DeKalb County dispatcher took unusual messages during career

The Huntsville Times

 

Tuesday, May 22, 2007
Times Staff Writer

mike.marshall@htimes.com

By MIKE MARSHALL

HENAGAR - Among the long-time members of the DeKalb County Sheriff's Department, there is some debate about the most unusual call of Jackie Tanner's career.

Some favor the reports of the moonshiners and bootleggers in the days before Fort Payne, the county seat, approved the county's first legal alcohol sales. Others recall the chicken fighters and the bank robbery in Geraldine.

But Tanner, a dispatcher and chief clerk who retired last month from the department, chooses the case of the woman who'd never been kissed.

It was in 1981, Tanner's first year as a full-time employee in the department. Earlier that year, Harold Richards, the county's legendary sheriff, had hired Tanner, believed to be one of the department's first handicapped employee.

The story of the woman who called the sheriff's department because she'd never been kissed was told and retold after Tanner's retirement party in March at a Fort Payne restaurant

About 60 people were there, including some of the county's most influential politicians.

"He's from the old school," Tanner remembers DeKalb County District Attorney Michael O'Dell saying, "and that's a class I wish would never graduate."

Tanner, 46, was born in Chattanooga with cerebral palsy. He was the youngest of seven children born to Bill Tanner, a well driller from Henagar.

His father was a long-time friend of Richards, holder of six terms, the most of any official in county history. One day after Tanner had graduated from Sylvania High School, Bill Tanner drove his son to the DeKalb County Sheriff's Department in Fort Payne.

"This boy needs a job," his father told Richards.

Richards turned to Charles Houston, a sheriff's dispatcher at the time.

"Show this boy how to run a radio," Richards told Houston, as Tanner recalls.

Tanner had been interested in citizens' band radios since he was 12. He was 18 at the time.

"Pull up a chair," Houston told Tanner.

And then Tanner sat beside him.

"He knew every road in the county, and he almost knew everybody who lived on it," said Bud Oliver, a former mayor of Collinsville, in the southern part of the county.

For the next two years or so, Tanner worked part time, fielding calls from deputies who had found another stash of illegal liquor, among other things.

He was hired full time in April 1981.

"When I first started, they still raided bootleggers," he said. "It was nothing to get a load of whiskey or beer."

But his first months as a full-time employee were hardly routine. There was the call from Judith Ann Neelley in 1982.

On a September evening, Tanner was working second shift when he received an anonymous phone call.

"If you'll go to Little River Canyon and go to where the power lines are and look off the cliff, you'll find a body," the caller told him before hanging up.

Moments later, she called again. This time, a deputy answered. She repeated her earlier message.

Then she called a third time. Tanner answered again.

It was Neelley, later convicted in the kidnapping, sexual torture and murder of Lisa Ann Millican, 13.

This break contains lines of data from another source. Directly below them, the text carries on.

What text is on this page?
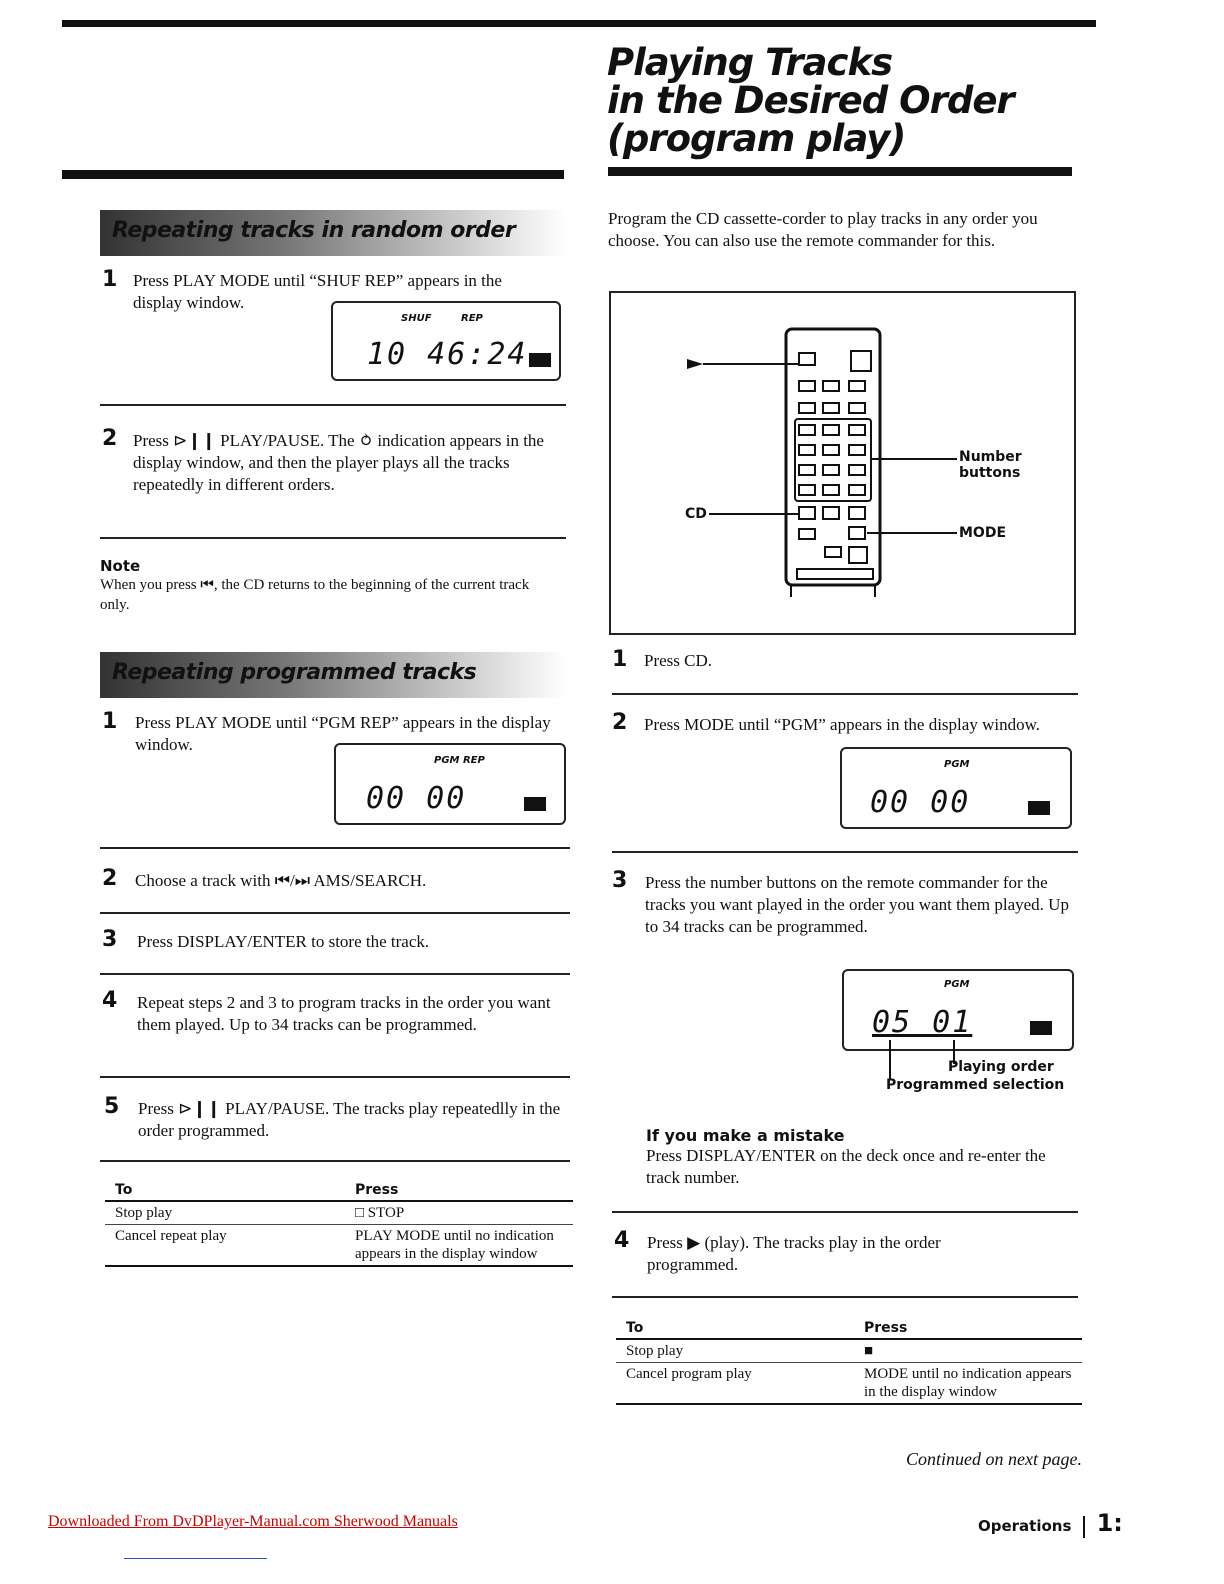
Playing Tracks
in the Desired Order
(program play)
Repeating tracks in random order
1 Press PLAY MODE until “SHUF REP” appears in the display window.
SHUF	REP
10 46:24
2 Press ⊳❙❙ PLAY/PAUSE. The ⥁ indication appears in the display window, and then the player plays all the tracks repeatedly in different orders.
Note
When you press ⏮, the CD returns to the beginning of the current track only.
Repeating programmed tracks
1 Press PLAY MODE until “PGM REP” appears in the display window.
PGM REP
00 00
2 Choose a track with ⏮/⏭ AMS/SEARCH.
3 Press DISPLAY/ENTER to store the track.
4 Repeat steps 2 and 3 to program tracks in the order you want them played. Up to 34 tracks can be programmed.
5 Press ⊳❙❙ PLAY/PAUSE. The tracks play repeatedlly in the order programmed.
To	Press
Stop play	□ STOP
Cancel repeat play	PLAY MODE until no indication appears in the display window
Program the CD cassette-corder to play tracks in any order you choose. You can also use the remote commander for this.
Number buttons
CD
MODE
1 Press CD.
2 Press MODE until “PGM” appears in the display window.
PGM
00 00
3 Press the number buttons on the remote commander for the tracks you want played in the order you want them played. Up to 34 tracks can be programmed.
PGM
05 01
Playing order
Programmed selection
If you make a mistake
Press DISPLAY/ENTER on the deck once and re-enter the track number.
4 Press ▶ (play). The tracks play in the order programmed.
To	Press
Stop play	■
Cancel program play	MODE until no indication appears in the display window
Continued on next page.
Downloaded From DvDPlayer-Manual.com Sherwood Manuals	Operations 1:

"From what I was told, she was calling from a pay phone around Fort Payne," Tanner said.

There was also the case of the man who drove a dead woman around in the front seat of his car for several days. Not only was she dead, but her leg was cut off.

But for quirkiness, he still favors the call from the woman who phoned the sheriff's department because she'd never been kissed. At first, the woman reported she was being held hostage by her husband.

"He thinks I'm washing dishes, but I'm down here at a neighbor's house," she told Tanner. "He's got my car blocked. All I want to do is get my clothes and leave."

Tanner called a deputy, who went to the couple's home.

A few minutes later, the deputy radioed Tanner.

"We can't help her," the deputy said. "She wants us to put him in jail because they've been married all these years and he's never kissed her - and they have a couple of kids."